We started up a business and raised a small amount of seed funding from about 10 different individuals, most of whom possessed deep industry expertise and who I knew from earlier in my career. We also kept our day jobs for about two years while we worked on improving the prototype and building out our body of feedback as to why this should, or should not, work in real world practice. As we continued to move forward, the company embraced a non-traditional approach to fundraising. Two of our early customers — hospitals in different parts of the country — were also early investors.
In 2015, the company received our first FDA clearance, which we've since updated, and have subsequently gained approval in Europe. Now we're in the early stages of commercialization. In 2017, Velano brought PIVO to 10 hospitals, and I expect that number to be much higher next year.
How much emphasis did you put on patents and securing intellectual property?

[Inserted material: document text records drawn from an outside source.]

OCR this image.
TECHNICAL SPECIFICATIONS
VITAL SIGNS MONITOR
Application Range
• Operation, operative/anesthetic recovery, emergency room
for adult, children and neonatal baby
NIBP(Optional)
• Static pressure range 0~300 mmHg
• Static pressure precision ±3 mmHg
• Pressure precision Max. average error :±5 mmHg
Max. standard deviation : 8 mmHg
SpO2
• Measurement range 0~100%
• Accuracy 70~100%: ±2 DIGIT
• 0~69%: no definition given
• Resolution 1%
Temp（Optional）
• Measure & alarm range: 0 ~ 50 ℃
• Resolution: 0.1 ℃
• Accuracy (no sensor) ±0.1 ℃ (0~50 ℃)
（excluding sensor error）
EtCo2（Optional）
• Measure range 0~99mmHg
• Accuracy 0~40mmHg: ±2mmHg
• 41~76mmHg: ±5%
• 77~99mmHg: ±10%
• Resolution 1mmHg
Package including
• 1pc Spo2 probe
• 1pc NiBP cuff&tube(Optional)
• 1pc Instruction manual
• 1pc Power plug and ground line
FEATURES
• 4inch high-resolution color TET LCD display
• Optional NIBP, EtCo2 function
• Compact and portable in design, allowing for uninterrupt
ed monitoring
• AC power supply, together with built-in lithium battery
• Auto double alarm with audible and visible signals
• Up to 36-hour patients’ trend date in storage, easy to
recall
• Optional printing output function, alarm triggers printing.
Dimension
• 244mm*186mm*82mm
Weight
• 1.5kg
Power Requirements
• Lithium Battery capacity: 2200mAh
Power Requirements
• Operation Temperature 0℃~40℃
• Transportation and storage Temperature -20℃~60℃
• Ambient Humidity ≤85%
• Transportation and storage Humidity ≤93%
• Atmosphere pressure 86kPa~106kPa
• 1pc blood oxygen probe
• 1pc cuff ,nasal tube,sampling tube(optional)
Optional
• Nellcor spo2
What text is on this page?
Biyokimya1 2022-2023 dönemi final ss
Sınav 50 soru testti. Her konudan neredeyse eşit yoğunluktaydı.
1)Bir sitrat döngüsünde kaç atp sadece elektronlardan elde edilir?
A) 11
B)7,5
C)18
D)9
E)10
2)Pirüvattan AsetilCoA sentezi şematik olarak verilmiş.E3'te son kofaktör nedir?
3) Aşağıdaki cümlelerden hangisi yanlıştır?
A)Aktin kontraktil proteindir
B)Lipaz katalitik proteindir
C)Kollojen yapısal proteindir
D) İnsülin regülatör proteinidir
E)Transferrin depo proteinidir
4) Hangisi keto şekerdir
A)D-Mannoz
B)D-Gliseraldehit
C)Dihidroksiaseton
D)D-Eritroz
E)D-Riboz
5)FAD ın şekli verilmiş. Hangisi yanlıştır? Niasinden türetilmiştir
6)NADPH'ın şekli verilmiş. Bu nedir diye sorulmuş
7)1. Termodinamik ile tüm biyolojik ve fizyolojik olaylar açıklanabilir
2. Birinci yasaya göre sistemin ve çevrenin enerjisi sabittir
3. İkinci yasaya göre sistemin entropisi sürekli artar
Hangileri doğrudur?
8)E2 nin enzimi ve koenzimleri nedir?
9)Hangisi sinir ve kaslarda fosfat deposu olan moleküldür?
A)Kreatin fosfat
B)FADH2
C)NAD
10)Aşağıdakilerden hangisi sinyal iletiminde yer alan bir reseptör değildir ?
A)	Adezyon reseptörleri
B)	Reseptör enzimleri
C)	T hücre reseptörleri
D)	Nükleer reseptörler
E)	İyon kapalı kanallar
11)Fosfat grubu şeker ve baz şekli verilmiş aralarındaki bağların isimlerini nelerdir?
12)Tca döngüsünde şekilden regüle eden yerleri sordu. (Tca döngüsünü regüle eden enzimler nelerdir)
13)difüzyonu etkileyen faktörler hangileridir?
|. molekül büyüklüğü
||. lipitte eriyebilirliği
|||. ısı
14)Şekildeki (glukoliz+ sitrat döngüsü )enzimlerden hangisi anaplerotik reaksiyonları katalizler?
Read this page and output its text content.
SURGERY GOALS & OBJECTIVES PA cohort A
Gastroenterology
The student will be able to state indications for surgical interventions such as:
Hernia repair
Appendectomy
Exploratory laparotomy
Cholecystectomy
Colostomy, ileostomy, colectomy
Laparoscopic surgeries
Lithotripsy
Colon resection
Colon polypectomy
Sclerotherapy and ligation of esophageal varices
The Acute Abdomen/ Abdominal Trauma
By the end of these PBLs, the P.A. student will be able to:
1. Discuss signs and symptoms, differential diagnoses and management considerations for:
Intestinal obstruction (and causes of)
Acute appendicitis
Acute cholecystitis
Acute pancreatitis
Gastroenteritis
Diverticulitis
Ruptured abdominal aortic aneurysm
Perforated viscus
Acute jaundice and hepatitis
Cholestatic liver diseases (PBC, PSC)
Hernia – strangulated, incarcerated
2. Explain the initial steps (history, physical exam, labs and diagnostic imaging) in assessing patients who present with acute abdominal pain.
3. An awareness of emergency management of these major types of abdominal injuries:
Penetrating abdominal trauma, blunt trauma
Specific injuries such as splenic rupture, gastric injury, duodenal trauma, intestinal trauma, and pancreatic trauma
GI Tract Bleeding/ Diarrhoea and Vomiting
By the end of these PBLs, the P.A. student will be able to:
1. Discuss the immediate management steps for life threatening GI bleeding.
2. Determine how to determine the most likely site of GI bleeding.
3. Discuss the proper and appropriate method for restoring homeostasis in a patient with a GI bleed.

Intellectual property is paramount to the success of any medical device or technology company. Since our inventor's very first idea was written on the back of a napkin, this has been a significant area of investment for the company. We have and continue to grow a truly unique and differentiated portfolio of intellectual property in the blood draw domain and beyond.
What advice would you give would-be entrepreneurs focused on the healthcare space?
The key is to work with great people, and I don’t just mean your employees. At Velano, all the individuals involved with the company — from investors to advisors to our early customers — want this technology to win, and that’s so important. They want the company to succeed at changing the standard of care, not because it's a mechanism to make money, but because it's the right thing to do.
Since day one, I've looked for folks with the “How can we do this?” frame of mind. This is very important in an industry that, understandably, isn't always receptive to change.
It’s also important to stay focused on what you are trying to achieve. Everything that we're doing at Velano is, first and foremost, about improving the experience for patients and making the job of practitioners easier and safer. If you come to our office or visit our website, all of the photos you see displayed are of real customers and real patients. This reminder of the people we serve speaks to the integrity of what we are aiming to do — increase the standard of care in the healthcare industry and respectfully challenge the status quo.
The information in this article is presented as is.